Because they’re good listeners, with a good dose of empathy and compassion included in the mix, they can be very effective at motivating team members. Engaged employees are more likely to do good work, persist through problems, innovate, and contribute to the overall strategy.

They Are Open-Minded 

Strategic leaders encourage and seek out diverse points of view.

“The easy problems are solved, and we’re left with the harder problems which need new ways of thinking, which often come from a diverse team,” says Andrews. “We need different points of view, which come from different vantage points, educational paths, and personal and professional experiences.”

Who Are Some Examples of Strategic Leaders?

Leaders who exemplify some of the qualities found in great strategic leadership abound. Below are four different types of leaders who demonstrate at least one of the traits of a strategic leader.

Oprah Winfrey @Oprah:The Great Communicator

Winfrey started off as the first black local news anchor at a Nashville television station, only to become one of the wealthiest businesswomen in the world as CEO of Harpo Inc. a multimedia production company. Although she has been hailed as the most powerful business woman in the world by Forbes thanks to her business acumen, she is best known in her more humble role as a day-time talk show host. In 25 seasons on the set of “Oprah,” she displayed a down-to-earth, relatable communication style that embodied attentive listening, empathy, compassion, and the ability to connect with people from radically different backgrounds. 

Howard Schultz @HowardSchultz: Knowing His Purpose

Howard Schultz, CEO of Starbucks, made the radical decision to offer benefits for workers at the end of his first year as CEO of the coffee chain. At the time, it was virtually unheard of in the fast-food industry. Schultz, however, had grown up with a truck driving father who had no health insurance after breaking an ankle. Schultz was able to use his passion and sense of mission to persuade the Starbucks board to offer health insurance to baristas, even those working part-time. 

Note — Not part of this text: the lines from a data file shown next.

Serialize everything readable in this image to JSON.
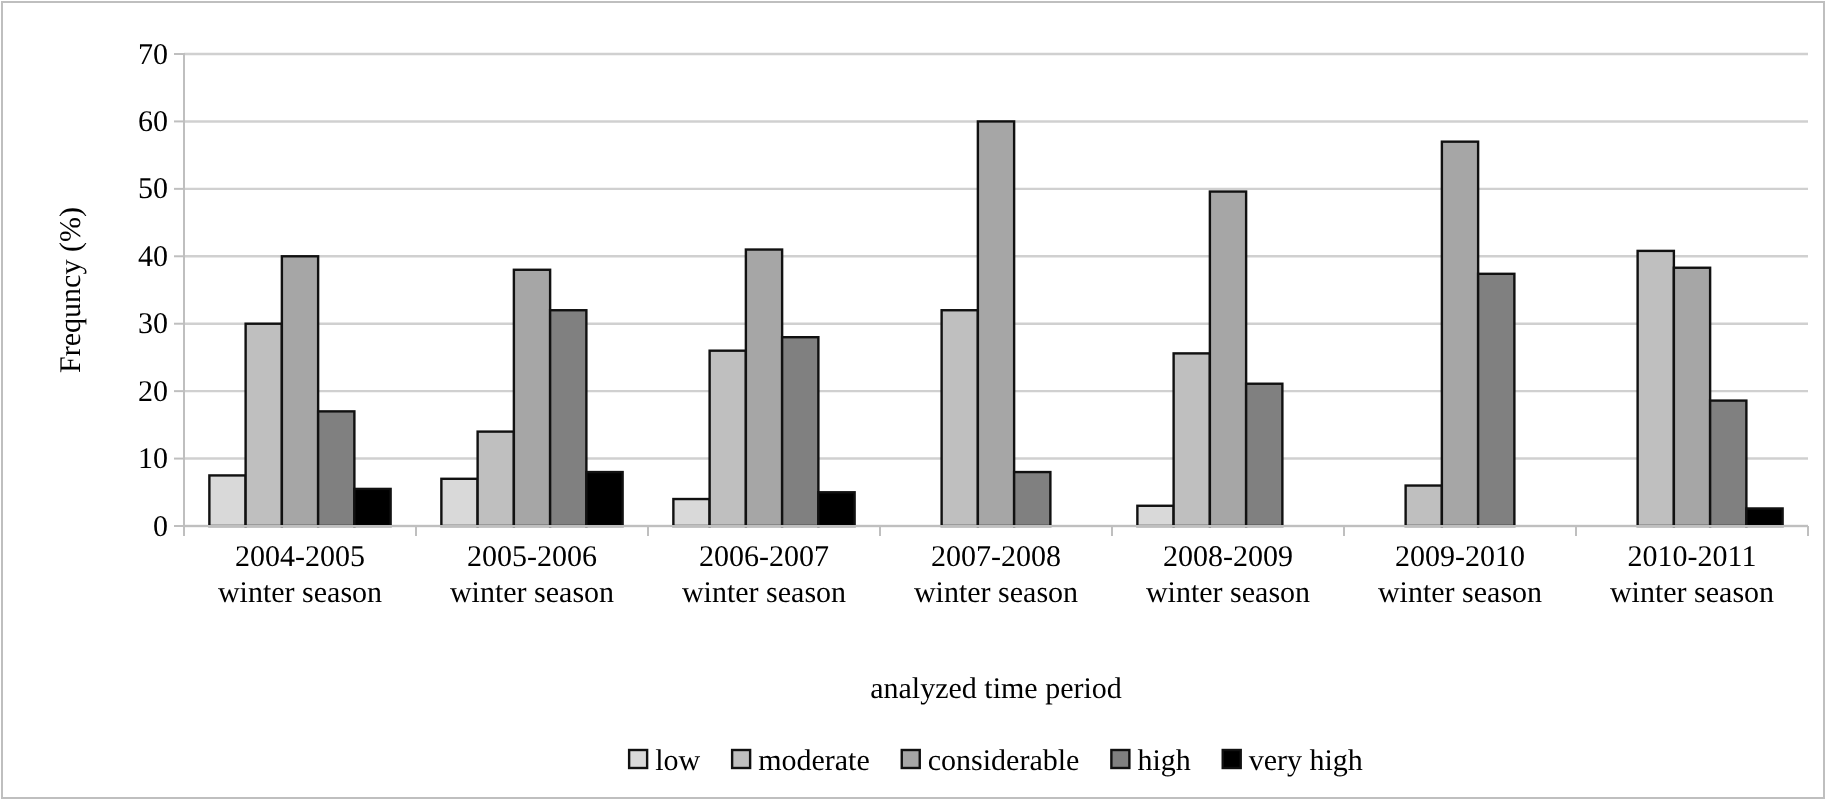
{
  "chart_data": {
    "type": "bar",
    "xlabel": "analyzed time period",
    "ylabel": "Frequncy (%)",
    "categories": [
      "2004-2005\nwinter season",
      "2005-2006\nwinter season",
      "2006-2007\nwinter season",
      "2007-2008\nwinter season",
      "2008-2009\nwinter season",
      "2009-2010\nwinter season",
      "2010-2011\nwinter season"
    ],
    "series": [
      {
        "name": "low",
        "color": "#d9d9d9",
        "values": [
          7.5,
          7,
          4,
          null,
          3,
          null,
          null
        ]
      },
      {
        "name": "moderate",
        "color": "#bfbfbf",
        "values": [
          30,
          14,
          26,
          32,
          25.6,
          6,
          40.8
        ]
      },
      {
        "name": "considerable",
        "color": "#a6a6a6",
        "values": [
          40,
          38,
          41,
          60,
          49.6,
          57,
          38.3
        ]
      },
      {
        "name": "high",
        "color": "#808080",
        "values": [
          17,
          32,
          28,
          8,
          21.1,
          37.4,
          18.6
        ]
      },
      {
        "name": "very high",
        "color": "#000000",
        "values": [
          5.5,
          8,
          5,
          null,
          null,
          null,
          2.6
        ]
      }
    ],
    "ylim": [
      0,
      70
    ],
    "yticks": [
      0,
      10,
      20,
      30,
      40,
      50,
      60,
      70
    ],
    "grid": "y",
    "legend": "bottom"
  }
}
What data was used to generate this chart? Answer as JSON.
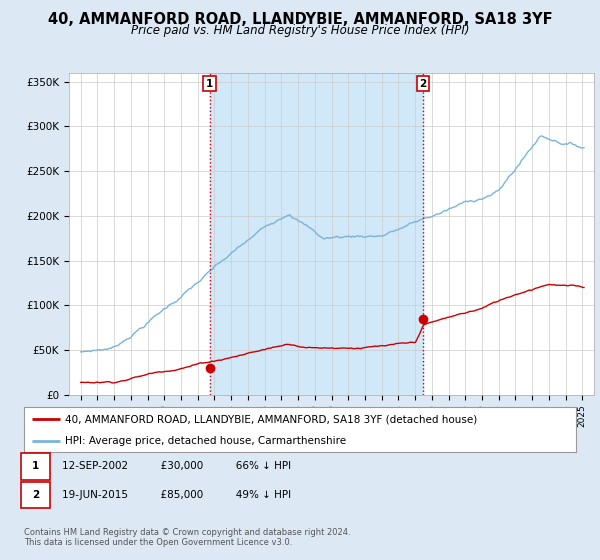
{
  "title": "40, AMMANFORD ROAD, LLANDYBIE, AMMANFORD, SA18 3YF",
  "subtitle": "Price paid vs. HM Land Registry's House Price Index (HPI)",
  "ylim": [
    0,
    360000
  ],
  "yticks": [
    0,
    50000,
    100000,
    150000,
    200000,
    250000,
    300000,
    350000
  ],
  "ytick_labels": [
    "£0",
    "£50K",
    "£100K",
    "£150K",
    "£200K",
    "£250K",
    "£300K",
    "£350K"
  ],
  "hpi_color": "#7ab4d8",
  "price_color": "#cc0000",
  "sale1_date": 2002.71,
  "sale1_price": 30000,
  "sale2_date": 2015.47,
  "sale2_price": 85000,
  "vline_color": "#cc0000",
  "marker_color": "#cc0000",
  "legend_red_label": "40, AMMANFORD ROAD, LLANDYBIE, AMMANFORD, SA18 3YF (detached house)",
  "legend_blue_label": "HPI: Average price, detached house, Carmarthenshire",
  "footer": "Contains HM Land Registry data © Crown copyright and database right 2024.\nThis data is licensed under the Open Government Licence v3.0.",
  "bg_color": "#dce9f5",
  "plot_bg": "#ffffff",
  "shade_color": "#d0e8f8",
  "title_fontsize": 10.5,
  "subtitle_fontsize": 8.5
}
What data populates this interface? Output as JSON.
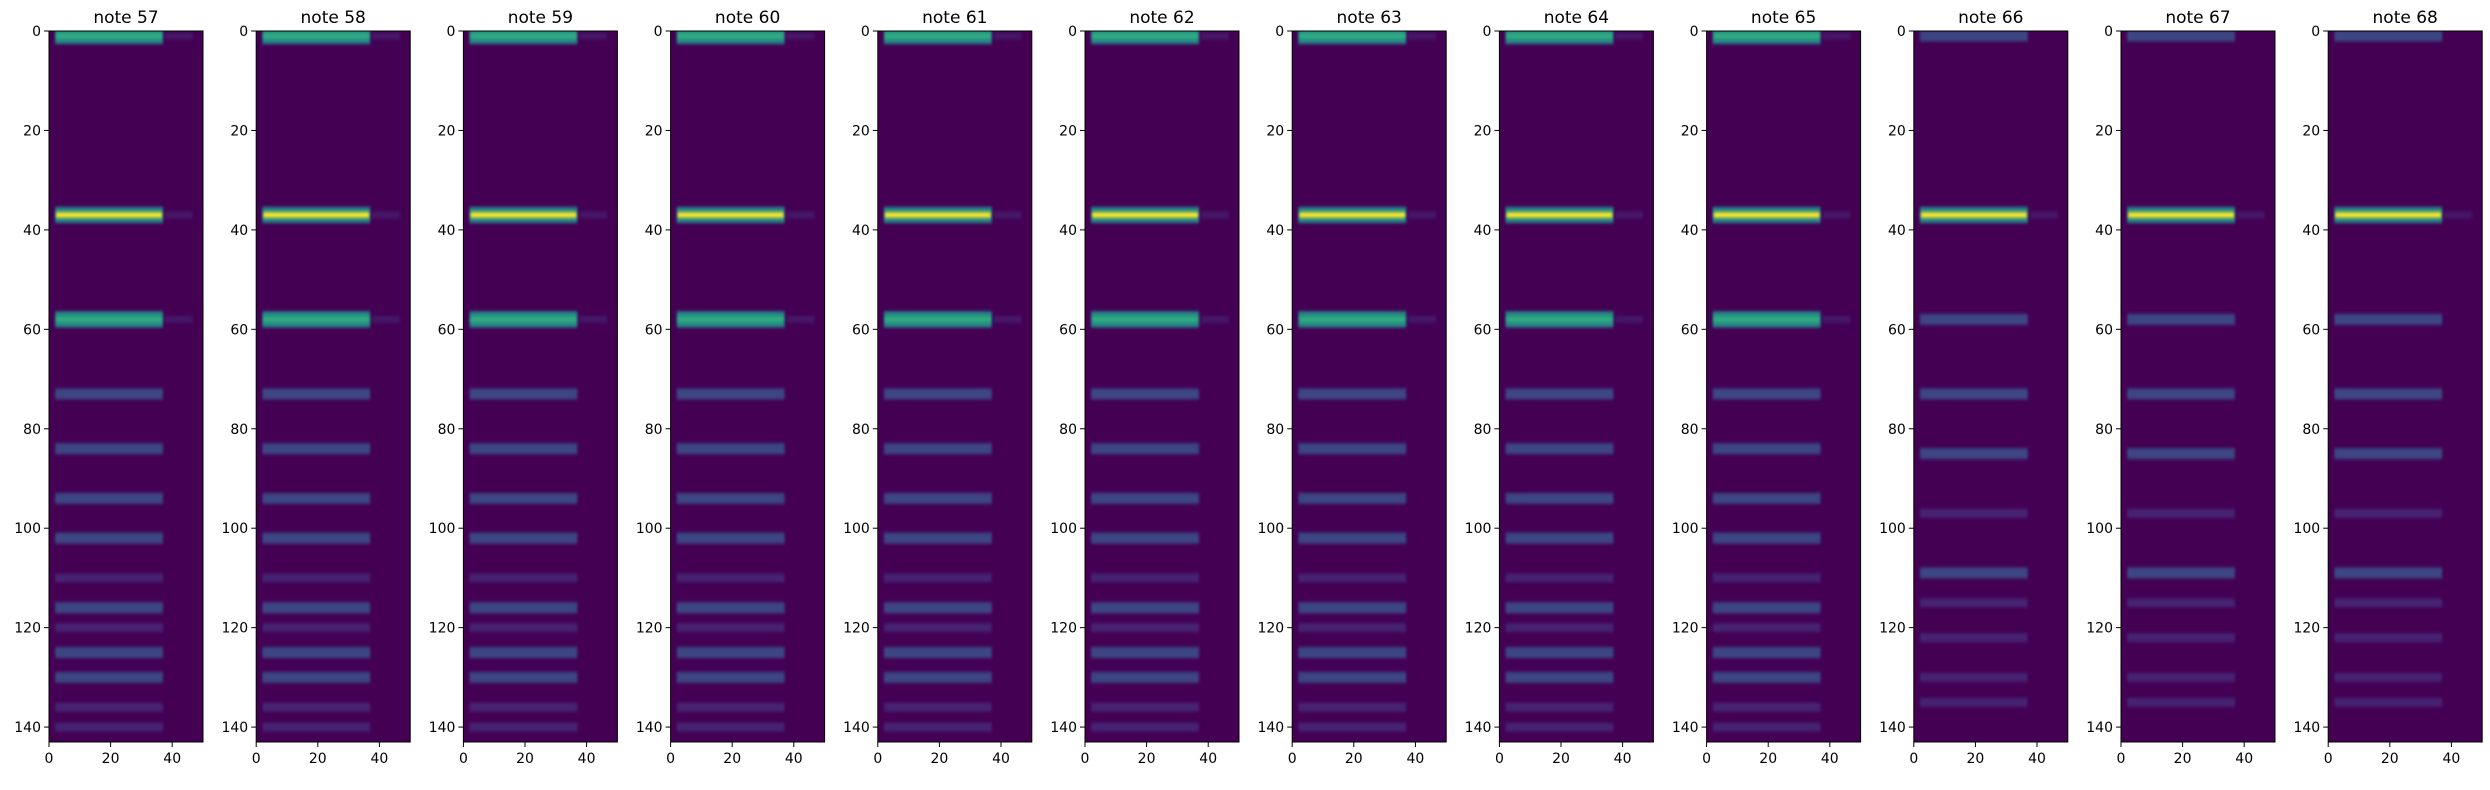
{
  "chart_data": [
    {
      "type": "heatmap",
      "title": "note 57",
      "xlim": [
        0,
        50
      ],
      "ylim": [
        143,
        0
      ],
      "xticks": [
        0,
        20,
        40
      ],
      "yticks": [
        0,
        20,
        40,
        60,
        80,
        100,
        120,
        140
      ],
      "strong_rows": [
        1,
        37,
        58
      ],
      "harmonic_rows": [
        73,
        84,
        94,
        102,
        116,
        125,
        130
      ],
      "weak_rows": [
        110,
        120,
        136,
        140
      ],
      "active_columns": [
        2,
        37
      ]
    },
    {
      "type": "heatmap",
      "title": "note 58",
      "xlim": [
        0,
        50
      ],
      "ylim": [
        143,
        0
      ],
      "xticks": [
        0,
        20,
        40
      ],
      "yticks": [
        0,
        20,
        40,
        60,
        80,
        100,
        120,
        140
      ],
      "strong_rows": [
        1,
        37,
        58
      ],
      "harmonic_rows": [
        73,
        84,
        94,
        102,
        116,
        125,
        130
      ],
      "weak_rows": [
        110,
        120,
        136,
        140
      ],
      "active_columns": [
        2,
        37
      ]
    },
    {
      "type": "heatmap",
      "title": "note 59",
      "xlim": [
        0,
        50
      ],
      "ylim": [
        143,
        0
      ],
      "xticks": [
        0,
        20,
        40
      ],
      "yticks": [
        0,
        20,
        40,
        60,
        80,
        100,
        120,
        140
      ],
      "strong_rows": [
        1,
        37,
        58
      ],
      "harmonic_rows": [
        73,
        84,
        94,
        102,
        116,
        125,
        130
      ],
      "weak_rows": [
        110,
        120,
        136,
        140
      ],
      "active_columns": [
        2,
        37
      ]
    },
    {
      "type": "heatmap",
      "title": "note 60",
      "xlim": [
        0,
        50
      ],
      "ylim": [
        143,
        0
      ],
      "xticks": [
        0,
        20,
        40
      ],
      "yticks": [
        0,
        20,
        40,
        60,
        80,
        100,
        120,
        140
      ],
      "strong_rows": [
        1,
        37,
        58
      ],
      "harmonic_rows": [
        73,
        84,
        94,
        102,
        116,
        125,
        130
      ],
      "weak_rows": [
        110,
        120,
        136,
        140
      ],
      "active_columns": [
        2,
        37
      ]
    },
    {
      "type": "heatmap",
      "title": "note 61",
      "xlim": [
        0,
        50
      ],
      "ylim": [
        143,
        0
      ],
      "xticks": [
        0,
        20,
        40
      ],
      "yticks": [
        0,
        20,
        40,
        60,
        80,
        100,
        120,
        140
      ],
      "strong_rows": [
        1,
        37,
        58
      ],
      "harmonic_rows": [
        73,
        84,
        94,
        102,
        116,
        125,
        130
      ],
      "weak_rows": [
        110,
        120,
        136,
        140
      ],
      "active_columns": [
        2,
        37
      ]
    },
    {
      "type": "heatmap",
      "title": "note 62",
      "xlim": [
        0,
        50
      ],
      "ylim": [
        143,
        0
      ],
      "xticks": [
        0,
        20,
        40
      ],
      "yticks": [
        0,
        20,
        40,
        60,
        80,
        100,
        120,
        140
      ],
      "strong_rows": [
        1,
        37,
        58
      ],
      "harmonic_rows": [
        73,
        84,
        94,
        102,
        116,
        125,
        130
      ],
      "weak_rows": [
        110,
        120,
        136,
        140
      ],
      "active_columns": [
        2,
        37
      ]
    },
    {
      "type": "heatmap",
      "title": "note 63",
      "xlim": [
        0,
        50
      ],
      "ylim": [
        143,
        0
      ],
      "xticks": [
        0,
        20,
        40
      ],
      "yticks": [
        0,
        20,
        40,
        60,
        80,
        100,
        120,
        140
      ],
      "strong_rows": [
        1,
        37,
        58
      ],
      "harmonic_rows": [
        73,
        84,
        94,
        102,
        116,
        125,
        130
      ],
      "weak_rows": [
        110,
        120,
        136,
        140
      ],
      "active_columns": [
        2,
        37
      ]
    },
    {
      "type": "heatmap",
      "title": "note 64",
      "xlim": [
        0,
        50
      ],
      "ylim": [
        143,
        0
      ],
      "xticks": [
        0,
        20,
        40
      ],
      "yticks": [
        0,
        20,
        40,
        60,
        80,
        100,
        120,
        140
      ],
      "strong_rows": [
        1,
        37,
        58
      ],
      "harmonic_rows": [
        73,
        84,
        94,
        102,
        116,
        125,
        130
      ],
      "weak_rows": [
        110,
        120,
        136,
        140
      ],
      "active_columns": [
        2,
        37
      ]
    },
    {
      "type": "heatmap",
      "title": "note 65",
      "xlim": [
        0,
        50
      ],
      "ylim": [
        143,
        0
      ],
      "xticks": [
        0,
        20,
        40
      ],
      "yticks": [
        0,
        20,
        40,
        60,
        80,
        100,
        120,
        140
      ],
      "strong_rows": [
        1,
        37,
        58
      ],
      "harmonic_rows": [
        73,
        84,
        94,
        102,
        116,
        125,
        130
      ],
      "weak_rows": [
        110,
        120,
        136,
        140
      ],
      "active_columns": [
        2,
        37
      ]
    },
    {
      "type": "heatmap",
      "title": "note 66",
      "xlim": [
        0,
        50
      ],
      "ylim": [
        143,
        0
      ],
      "xticks": [
        0,
        20,
        40
      ],
      "yticks": [
        0,
        20,
        40,
        60,
        80,
        100,
        120,
        140
      ],
      "strong_rows": [
        37
      ],
      "harmonic_rows": [
        1,
        58,
        73,
        85,
        109
      ],
      "weak_rows": [
        97,
        115,
        122,
        130,
        135
      ],
      "active_columns": [
        2,
        37
      ]
    },
    {
      "type": "heatmap",
      "title": "note 67",
      "xlim": [
        0,
        50
      ],
      "ylim": [
        143,
        0
      ],
      "xticks": [
        0,
        20,
        40
      ],
      "yticks": [
        0,
        20,
        40,
        60,
        80,
        100,
        120,
        140
      ],
      "strong_rows": [
        37
      ],
      "harmonic_rows": [
        1,
        58,
        73,
        85,
        109
      ],
      "weak_rows": [
        97,
        115,
        122,
        130,
        135
      ],
      "active_columns": [
        2,
        37
      ]
    },
    {
      "type": "heatmap",
      "title": "note 68",
      "xlim": [
        0,
        50
      ],
      "ylim": [
        143,
        0
      ],
      "xticks": [
        0,
        20,
        40
      ],
      "yticks": [
        0,
        20,
        40,
        60,
        80,
        100,
        120,
        140
      ],
      "strong_rows": [
        37
      ],
      "harmonic_rows": [
        1,
        58,
        73,
        85,
        109
      ],
      "weak_rows": [
        97,
        115,
        122,
        130,
        135
      ],
      "active_columns": [
        2,
        37
      ]
    }
  ],
  "colormap": {
    "name": "viridis",
    "background": "#440154",
    "weak": "#472d7b",
    "harmonic": "#3b528b",
    "strong": "#21918c",
    "peak": "#fde725"
  }
}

Jacinda Ardern @jacindaardern: Interested in Others

Jacinda Ardern, Prime Minister of New Zealand, has been applauded around the world for her substantial leadership skills and steady hand during a crisis. She is often praised for her handling of the Covid-19 pandemic, in which she was able to keep levels of infection in the country relatively low. According to industry professionals, she “focuses on ‘we’ not ‘I,’” listens to expert advice and acts on what she hears, and acknowledges both her strengths and weaknesses, engendering trust.

Jeff Bezos @jeffbezos: Open to Big Ideas

Chairman and former CEO of Amazon, Jeff Bezos was able to transform his online bookstore into the world’s largest internet company by revenue, and the largest provider of virtual assistants and cloud infrastructure services. His vision was indeed of Amazonian proportions and has consequently changed the world. His innovation mindset and willingness to embrace bold new ideas means that his empire continues to grow, from moving Amazon into providing streaming movies to taking on sub-orbital spaceflight with his company Blue Origin. 

How to Become a Strategic Leader

By now, it should be obvious that there is no one-size-fits-all approach to strategic leadership

People who lead strategically come in all shapes and sizes and can be found in every arena, from politics, to entertainment, to business, and beyond. 

But despite their variety of backgrounds, interests, and styles, there is one basic thing strategic leaders seem to know: “Leadership is the human side of business,” says Andrews. “That’s how we get things done, through other people, and that’s what leadership is about, since no two situations are alike.”